Kitty Wells (born Muriel Deason in Nashville and one of the few country stars actually to grow up in Music City) was considering retirement at the time. Already in her mid-30s, she had been singing since the 1930s, first with her kinfolk as The Deason Sisters, and then with her husband and his sister as Johnnie Right & the Harmony Girls. But her career failed to take off and, following a failed attempt to convert her to a gospel singer, she was disillusioned with the business.

When approached to record the song, her initial instinct was to turn it down. But needs must and she was swayed by the $125 fee: the union scale payment for recording a song. Much to her surprise ("I never thought it would be a hit," she confessed later) the song, with its outspoken proto-feminist lyric that put the blame for the wayward women of Thompson's tune firmly on the unfaithful men who chased them ("It's a shame that all the blame is on us women") went on to top the US country charts for six weeks in 1952.

Reinforcing just how male-dominated the music biz was, Kitty Wells was the first female country singer ever to reach No.1 - and she swiftly became country's first female superstar, earning the enduring nickname The Queen of Country.

Wells followed it with another "answer song" - 'Paying For That Back Street Affair' - and racked up a string of other Top Ten hits in the 1950s and 1960s, going on to have a successful syndicated TV show with her family, The Kitty Wells / Johnny Wright Family Show, and running her own record label.
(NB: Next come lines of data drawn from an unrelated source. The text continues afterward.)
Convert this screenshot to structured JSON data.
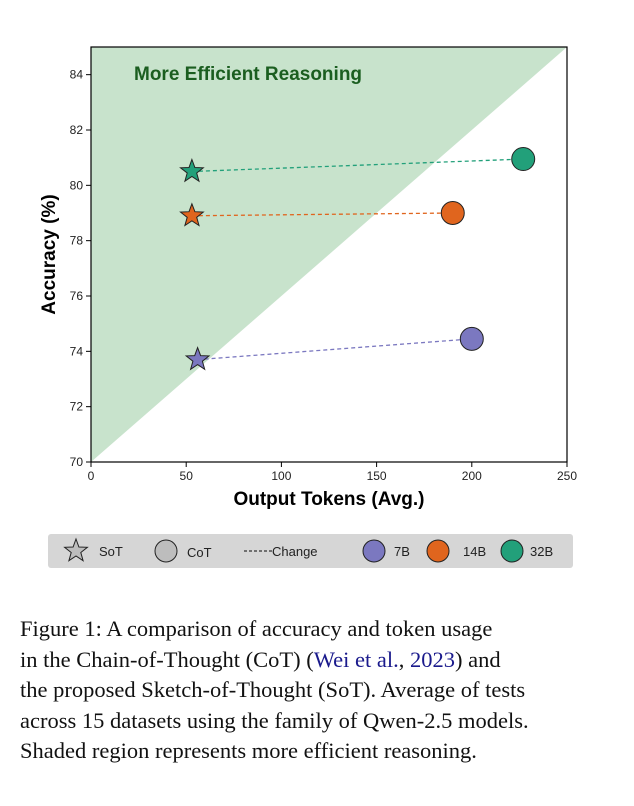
{
  "chart_data": {
    "type": "scatter",
    "xlabel": "Output Tokens (Avg.)",
    "ylabel": "Accuracy (%)",
    "xlim": [
      0,
      250
    ],
    "ylim": [
      70,
      85
    ],
    "xticks": [
      0,
      50,
      100,
      150,
      200,
      250
    ],
    "yticks": [
      70,
      72,
      74,
      76,
      78,
      80,
      82,
      84
    ],
    "region_label": "More Efficient Reasoning",
    "region": {
      "description_points": [
        [
          0,
          70
        ],
        [
          250,
          85
        ],
        [
          0,
          85
        ]
      ],
      "color": "#c8e3cc"
    },
    "series": [
      {
        "name": "7B",
        "color": "#7b78c0",
        "sot": {
          "x": 56,
          "y": 73.7
        },
        "cot": {
          "x": 200,
          "y": 74.45
        }
      },
      {
        "name": "14B",
        "color": "#e0651e",
        "sot": {
          "x": 53,
          "y": 78.9
        },
        "cot": {
          "x": 190,
          "y": 79.0
        }
      },
      {
        "name": "32B",
        "color": "#22a07a",
        "sot": {
          "x": 53,
          "y": 80.5
        },
        "cot": {
          "x": 227,
          "y": 80.95
        }
      }
    ],
    "legend": {
      "position": "bottom",
      "items": {
        "sot": "SoT",
        "cot": "CoT",
        "change": "Change",
        "s7": "7B",
        "s14": "14B",
        "s32": "32B"
      }
    }
  },
  "caption": {
    "line1": "Figure 1:  A comparison of accuracy and token usage",
    "line2_a": "in the Chain-of-Thought (CoT) (",
    "line2_cite_a": "Wei et al.",
    "line2_b": ", ",
    "line2_cite_b": "2023",
    "line2_c": ") and",
    "line3": "the proposed Sketch-of-Thought (SoT). Average of tests",
    "line4": "across 15 datasets using the family of Qwen-2.5 models.",
    "line5": "Shaded region represents more efficient reasoning."
  }
}
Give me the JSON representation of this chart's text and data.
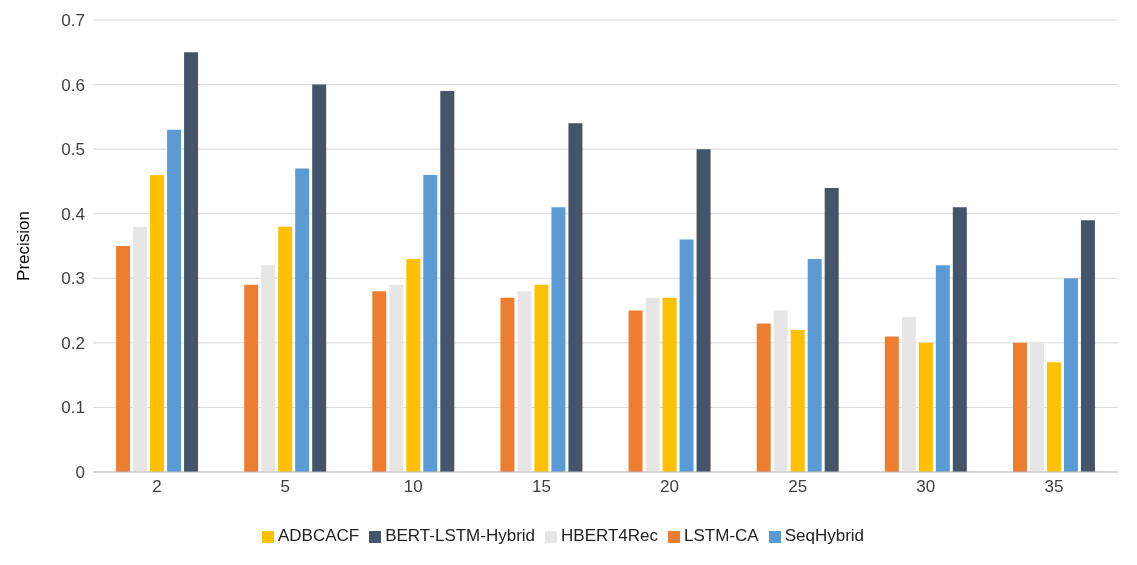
{
  "chart_data": {
    "type": "bar",
    "ylabel": "Precision",
    "categories": [
      "2",
      "5",
      "10",
      "15",
      "20",
      "25",
      "30",
      "35"
    ],
    "series": [
      {
        "name": "LSTM-CA",
        "color": "#ed7d31",
        "values": [
          0.35,
          0.29,
          0.28,
          0.27,
          0.25,
          0.23,
          0.21,
          0.2
        ]
      },
      {
        "name": "HBERT4Rec",
        "color": "#e7e6e6",
        "values": [
          0.38,
          0.32,
          0.29,
          0.28,
          0.27,
          0.25,
          0.24,
          0.2
        ]
      },
      {
        "name": "ADBCACF",
        "color": "#ffc000",
        "values": [
          0.46,
          0.38,
          0.33,
          0.29,
          0.27,
          0.22,
          0.2,
          0.17
        ]
      },
      {
        "name": "SeqHybrid",
        "color": "#5b9bd5",
        "values": [
          0.53,
          0.47,
          0.46,
          0.41,
          0.36,
          0.33,
          0.32,
          0.3
        ]
      },
      {
        "name": "BERT-LSTM-Hybrid",
        "color": "#44546a",
        "values": [
          0.65,
          0.6,
          0.59,
          0.54,
          0.5,
          0.44,
          0.41,
          0.39
        ]
      }
    ],
    "ylim": [
      0,
      0.7
    ],
    "yticks": [
      0,
      0.1,
      0.2,
      0.3,
      0.4,
      0.5,
      0.6,
      0.7
    ],
    "grid": "y",
    "legend": "bottom"
  }
}
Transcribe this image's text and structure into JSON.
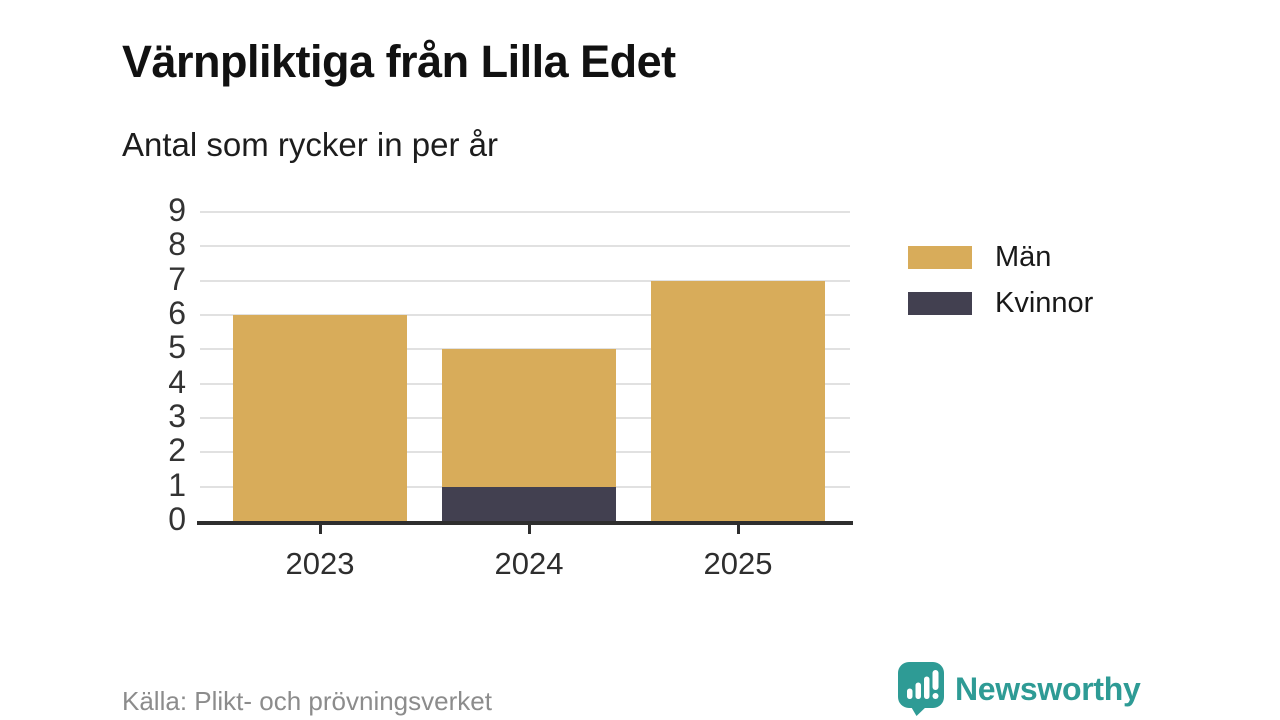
{
  "header": {
    "title": "Värnpliktiga från Lilla Edet",
    "subtitle": "Antal som rycker in per år"
  },
  "chart_data": {
    "type": "bar",
    "stacked": true,
    "title": "Värnpliktiga från Lilla Edet",
    "subtitle": "Antal som rycker in per år",
    "categories": [
      "2023",
      "2024",
      "2025"
    ],
    "series": [
      {
        "name": "Män",
        "color": "#d8ac5a",
        "values": [
          6,
          4,
          7
        ]
      },
      {
        "name": "Kvinnor",
        "color": "#424050",
        "values": [
          0,
          1,
          0
        ]
      }
    ],
    "totals": [
      6,
      5,
      7
    ],
    "xlabel": "",
    "ylabel": "",
    "ylim": [
      0,
      9
    ],
    "yticks": [
      0,
      1,
      2,
      3,
      4,
      5,
      6,
      7,
      8,
      9
    ],
    "grid": true,
    "legend_position": "right"
  },
  "footer": {
    "source": "Källa: Plikt- och prövningsverket"
  },
  "brand": {
    "name": "Newsworthy",
    "color": "#2e9b95",
    "icon": "speech-bubble-bar-chart-icon"
  }
}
Her chart success places her at No.6 in Billboard's official list of the most successful female country singers of all time and she paved the way in what was a male-dominated industry for the likes of Dolly Parton, Loretta Lynn, Patsy Cline and Tammy Wynette.

Quite why Kitty Wells failed to gain the same level of recognition in the UK is a mystery; perhaps because her heyday predated the birth of pop music and the subsequent media attention it received in the wake of Elvis and The Beatles. She was inducted into the Country Music Hall of Fame in 1976 and received a Lifetime Achievement award from the Grammys in 1991 - making her only the third country singer (and first female one) to be given the honour. Her last hit, 'I Thank You For The Roses', was in 1979, at the age of 60.

She was - and will always be - the Queen of Country Music.